To keep live state byte-for-byte equivalent to a fresh replay (including a replay of a compacted log), the in-memory state is normalized: empty collections are dropped from the data map and empty index value-buckets are removed, exactly as a compacted-log replay would produce them.

Tip: verify opens the store, so it must not be run against a store another process has open. See introspection for describe and dump, the other self-inspection commands.

Repair

A corrupt log cannot be opened as a store at all (open is fail-stop). omgdb repair operates on the raw log file directly using the lenient recovery reader, which stops at the first corrupt record and reports the intact prefix.

By default repair is a dry-run report — it modifies nothing:

omgdb repair app.omgdb
# CORRUPT at byte 8421 of 9013: CRC mismatch
# recoverable prefix: 137 record(s)
# re-run with `--truncate --yes` to drop the corrupt tail (a backup is kept)

If the log is already intact it prints OK: log is intact (<n> record(s)); nothing to repair.

To actually recover, pass both --truncate and --yes.

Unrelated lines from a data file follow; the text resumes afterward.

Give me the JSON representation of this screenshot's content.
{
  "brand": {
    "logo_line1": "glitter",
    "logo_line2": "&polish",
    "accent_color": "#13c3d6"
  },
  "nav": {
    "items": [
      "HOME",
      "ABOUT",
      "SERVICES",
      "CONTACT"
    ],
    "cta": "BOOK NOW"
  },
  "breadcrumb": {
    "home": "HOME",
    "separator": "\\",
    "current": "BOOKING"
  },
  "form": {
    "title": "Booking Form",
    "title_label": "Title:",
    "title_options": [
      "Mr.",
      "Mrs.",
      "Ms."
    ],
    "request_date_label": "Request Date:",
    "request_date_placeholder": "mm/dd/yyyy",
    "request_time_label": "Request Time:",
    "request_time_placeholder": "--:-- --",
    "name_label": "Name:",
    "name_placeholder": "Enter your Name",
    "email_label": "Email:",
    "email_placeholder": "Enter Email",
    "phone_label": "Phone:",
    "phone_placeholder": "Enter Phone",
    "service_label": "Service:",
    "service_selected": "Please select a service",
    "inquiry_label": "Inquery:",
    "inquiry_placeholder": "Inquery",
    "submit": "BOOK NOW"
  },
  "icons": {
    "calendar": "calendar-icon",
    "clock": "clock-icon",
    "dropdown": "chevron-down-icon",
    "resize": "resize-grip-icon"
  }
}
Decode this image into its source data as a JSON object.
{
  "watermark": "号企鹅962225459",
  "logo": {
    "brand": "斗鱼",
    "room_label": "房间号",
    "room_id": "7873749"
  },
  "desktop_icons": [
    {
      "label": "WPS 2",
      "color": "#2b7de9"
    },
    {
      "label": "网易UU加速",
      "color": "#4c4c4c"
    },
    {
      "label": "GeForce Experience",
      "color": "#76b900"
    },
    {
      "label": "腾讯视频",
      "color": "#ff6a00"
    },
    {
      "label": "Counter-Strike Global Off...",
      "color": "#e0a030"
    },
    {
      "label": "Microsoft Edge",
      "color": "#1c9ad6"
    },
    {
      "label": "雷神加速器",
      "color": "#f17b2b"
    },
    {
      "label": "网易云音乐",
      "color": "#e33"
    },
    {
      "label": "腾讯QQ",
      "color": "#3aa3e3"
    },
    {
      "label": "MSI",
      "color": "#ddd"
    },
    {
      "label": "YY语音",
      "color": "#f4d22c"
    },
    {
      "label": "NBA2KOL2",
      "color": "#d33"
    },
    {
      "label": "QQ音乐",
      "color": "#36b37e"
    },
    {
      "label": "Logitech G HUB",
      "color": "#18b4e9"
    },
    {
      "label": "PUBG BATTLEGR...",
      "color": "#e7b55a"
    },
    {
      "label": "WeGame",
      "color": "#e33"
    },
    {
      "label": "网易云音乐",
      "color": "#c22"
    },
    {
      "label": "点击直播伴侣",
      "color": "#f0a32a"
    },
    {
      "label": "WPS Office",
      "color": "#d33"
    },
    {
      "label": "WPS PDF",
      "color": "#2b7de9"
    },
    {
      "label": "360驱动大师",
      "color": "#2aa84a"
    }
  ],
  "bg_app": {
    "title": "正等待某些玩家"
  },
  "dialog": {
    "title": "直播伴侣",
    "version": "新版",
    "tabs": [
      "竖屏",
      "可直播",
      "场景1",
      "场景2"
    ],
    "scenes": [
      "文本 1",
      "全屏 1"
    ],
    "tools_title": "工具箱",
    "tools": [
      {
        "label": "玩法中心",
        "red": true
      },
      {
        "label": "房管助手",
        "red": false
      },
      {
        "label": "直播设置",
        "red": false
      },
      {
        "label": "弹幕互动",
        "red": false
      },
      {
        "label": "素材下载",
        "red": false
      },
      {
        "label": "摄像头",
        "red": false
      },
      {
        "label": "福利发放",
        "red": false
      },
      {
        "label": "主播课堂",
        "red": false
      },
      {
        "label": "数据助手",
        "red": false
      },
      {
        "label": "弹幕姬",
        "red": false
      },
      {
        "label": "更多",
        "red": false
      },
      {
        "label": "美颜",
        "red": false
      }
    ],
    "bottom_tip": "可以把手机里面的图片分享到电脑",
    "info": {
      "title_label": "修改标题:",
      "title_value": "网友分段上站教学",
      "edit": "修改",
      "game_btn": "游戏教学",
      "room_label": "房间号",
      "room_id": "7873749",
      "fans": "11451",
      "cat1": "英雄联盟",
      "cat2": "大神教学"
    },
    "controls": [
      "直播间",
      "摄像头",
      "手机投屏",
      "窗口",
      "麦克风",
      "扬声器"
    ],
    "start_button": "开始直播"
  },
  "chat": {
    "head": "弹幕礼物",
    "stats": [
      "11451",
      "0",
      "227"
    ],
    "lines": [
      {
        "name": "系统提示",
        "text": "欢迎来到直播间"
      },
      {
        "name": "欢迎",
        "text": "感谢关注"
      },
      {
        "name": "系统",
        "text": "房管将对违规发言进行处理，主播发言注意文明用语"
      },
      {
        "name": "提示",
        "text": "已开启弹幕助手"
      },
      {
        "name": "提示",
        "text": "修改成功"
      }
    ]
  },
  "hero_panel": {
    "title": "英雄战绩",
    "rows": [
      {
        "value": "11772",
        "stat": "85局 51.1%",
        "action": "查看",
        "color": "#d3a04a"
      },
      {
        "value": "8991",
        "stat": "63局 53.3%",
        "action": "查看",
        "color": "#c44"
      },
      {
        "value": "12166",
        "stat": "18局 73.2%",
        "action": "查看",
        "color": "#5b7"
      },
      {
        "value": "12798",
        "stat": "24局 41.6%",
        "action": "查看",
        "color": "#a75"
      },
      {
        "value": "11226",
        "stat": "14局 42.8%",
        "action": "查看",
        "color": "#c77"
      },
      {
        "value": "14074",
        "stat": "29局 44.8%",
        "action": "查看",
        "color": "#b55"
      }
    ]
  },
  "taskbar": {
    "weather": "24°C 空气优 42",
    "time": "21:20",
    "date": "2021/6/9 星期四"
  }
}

The --yes flag confirms the destructive change; --truncate without it bails with refusing to modify the log without `--yes`.

Flag	Effect
(none)	Report the corruption byte offset, reason, and recoverable record count. Modifies nothing.
`--truncate`	Intent to truncate to the recoverable prefix. Requires `--yes` or it refuses.
`--truncate --yes`	Back up the original to `oplog.ndjson.corrupt.bak`, then truncate the log to the recoverable prefix.

omgdb repair app.omgdb --truncate --yes
# repaired: kept 137 record(s); corrupt original backed up to app.omgdb/oplog.ndjson.corrupt.bak

Recovery writes the recoverable prefix to a temp file, fsyncs it, and atomically renames it over the log; the full original is preserved as oplog.ndjson.corrupt.bak first.

Limitation: Run repair only when the store is closed (no process holds the lock). It rewrites the raw log file directly and discards every record after the first defect — review the dry-run report before passing --truncate --yes.

The invariants

The transaction and durability machinery upholds three invariants OMGDB tests against:

Invariant	Statement
I1 — text completeness	The op-log text fully determines the logical state; replaying it on open reconstructs the entire state, and each complete record is self-describing canonical JSON plus a CRC.
I2 — rebuild equivalence	Reopening the store (or compacting and reopening) reproduces the exact same logical state. `integrity_check` / `omgdb verify` asserts this at runtime, and the crash-truncation matrix confirms it for every byte-prefix of a real log.
I3 — export stability	The log is a stable, rebuildable artifact: compaction rewrites it to a canonical minimal form (defines, then sorted `create_index`, then inserts in `_id` order) whose replay yields identical state.

For the on-disk format these invariants rest on — record framing, the CRC, LSN density, and the directory layout — see storage.